Nic więc dziwnego, że w 5 minutach doliczonego czasu gry emocje sięgnęły zenitu. Lędzinianie z impetem ruszyli bowiem do ataku i... przesadzili, bo Dawid Piekielny za faul na Jarosławie Kopaczu został ukarany czerwoną kartką. Grający w przewadze miejscowi w odpowiedzi wypracowali sobie jeszcze trzy okazje. Najpierw Kacper Ślesziak finalizując swój kolejny rajd uderzeniem zza pola karnego trafił piłką w słupek, a Dominik Kępys kończący akcję po dośrodkowaniu Wiktora Matlaka nie zdołał ulokować futbolówki z siatki z najbliższej odległości. Precyzji zabrakło też Łukaszowi Szędzielarzowi strzelającemu w sytuacji oko w oko z bramkarzem z 16. metra, ale chwilę później nikt już o tym nie pamiętał. Po ostatnim gwizdku sędziego z głośników popłynęła bowiem piosenka zespołu Queen  „We Are The Champions”, a kibice gospodarzy opuszczali trybuny z przekonaniem, że GLKS wykonał najważniejszy krok w kierunku awansu do IV ligi. Obaj szkoleniowcy zgodnie jednak stwierdzili, że do końca rozgrywek pozostało jeszcze 9 kolejek i zgodnie także wskazali na czający się na trzecim miejscu Rekord II Bielsko-Biała, nazywając bielszczan kandydatem do awansu. Sezon w rozgrywkach Zina Klasa Okręgowa _ Grupa V Bielsko-Biała-Tychy na pewno nie dobiegł więc końca.

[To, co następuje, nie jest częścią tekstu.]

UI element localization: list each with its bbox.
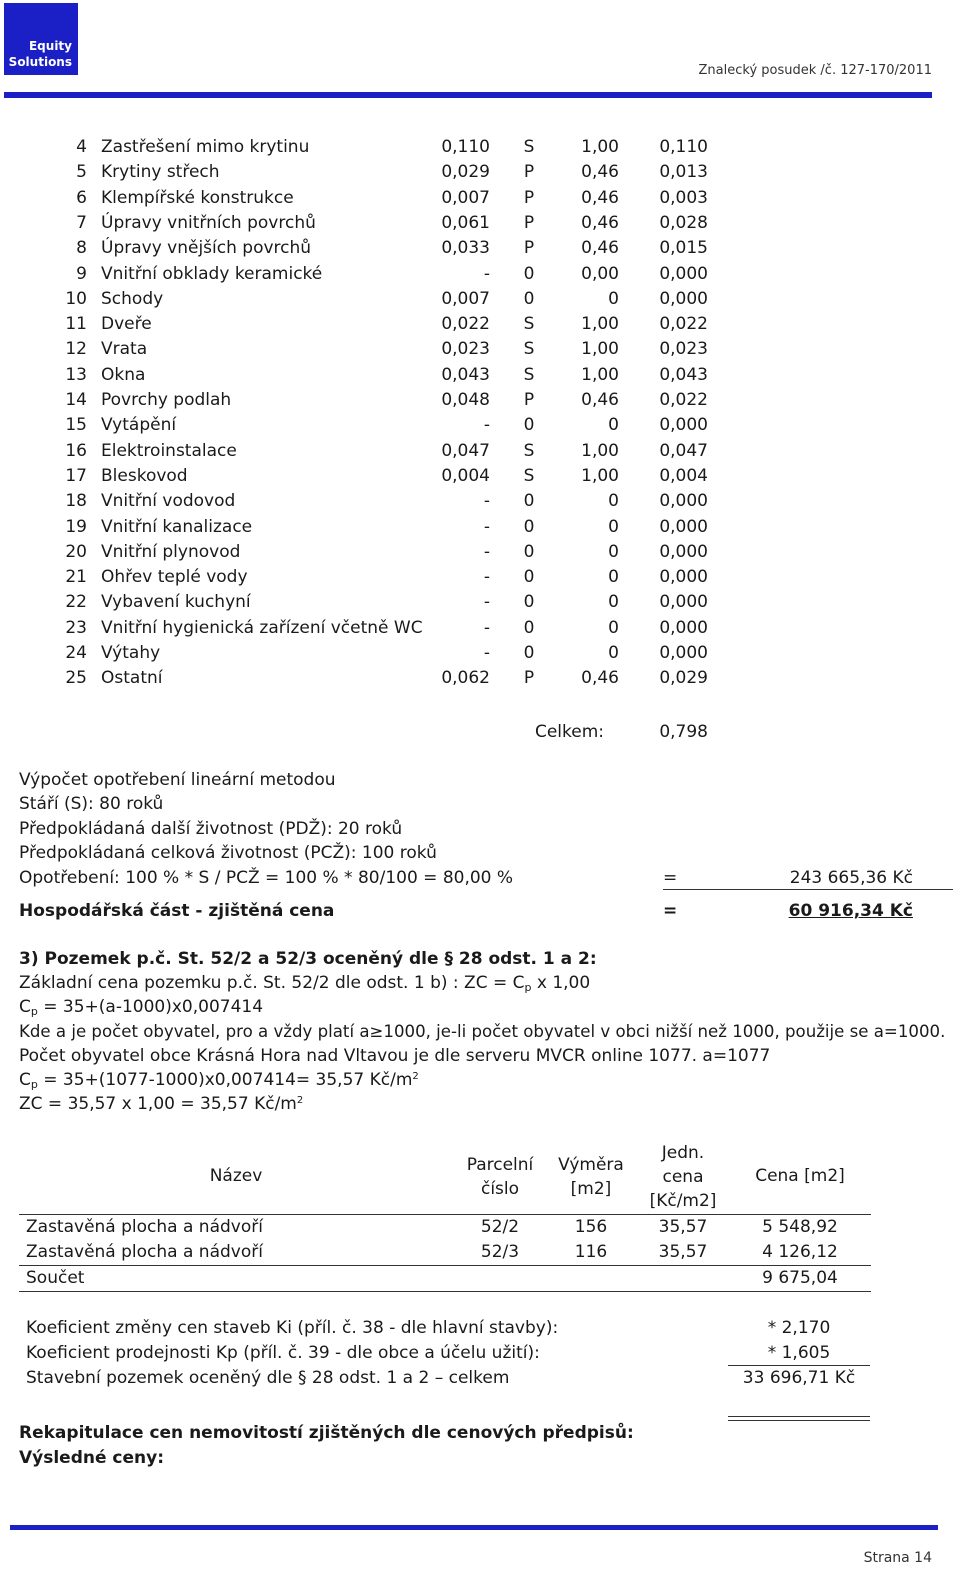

Zdjęcia z meczu można oglądać TUTAJ.

GLKS Wilkowice – MKS Lędziny 1:0 (1:0)
1:0 – Kubica 43 min-głową.
Sędziował Rafał Rokosz (Siemianowice Śląskie).
GLKS: Zajac – Kopacz, Gawryś, Kubica, Kolarczyk (72. Kozieł) – Kasprzycki (72. Matlak), Szędzielarz, Kubica (82. Cybiński), Śleziak – Marzec (63. Marek), Kępys. Trener Krzysztof BĄK.
MKS: Kuchta – Todorski (85. Krakowiak), Józefus, Piekielny, Nagi – Rzepa, Miklosh, Śliwa, Varvarynets, Nawrocki (79. Malicki) – Wójcik. Trener Adrian Napierała.
Żółte kartki: Kruczek, Gawryś – Piekielny, Józefus, Todorski. Czerwona kartka Piekielny (90+1, za faul).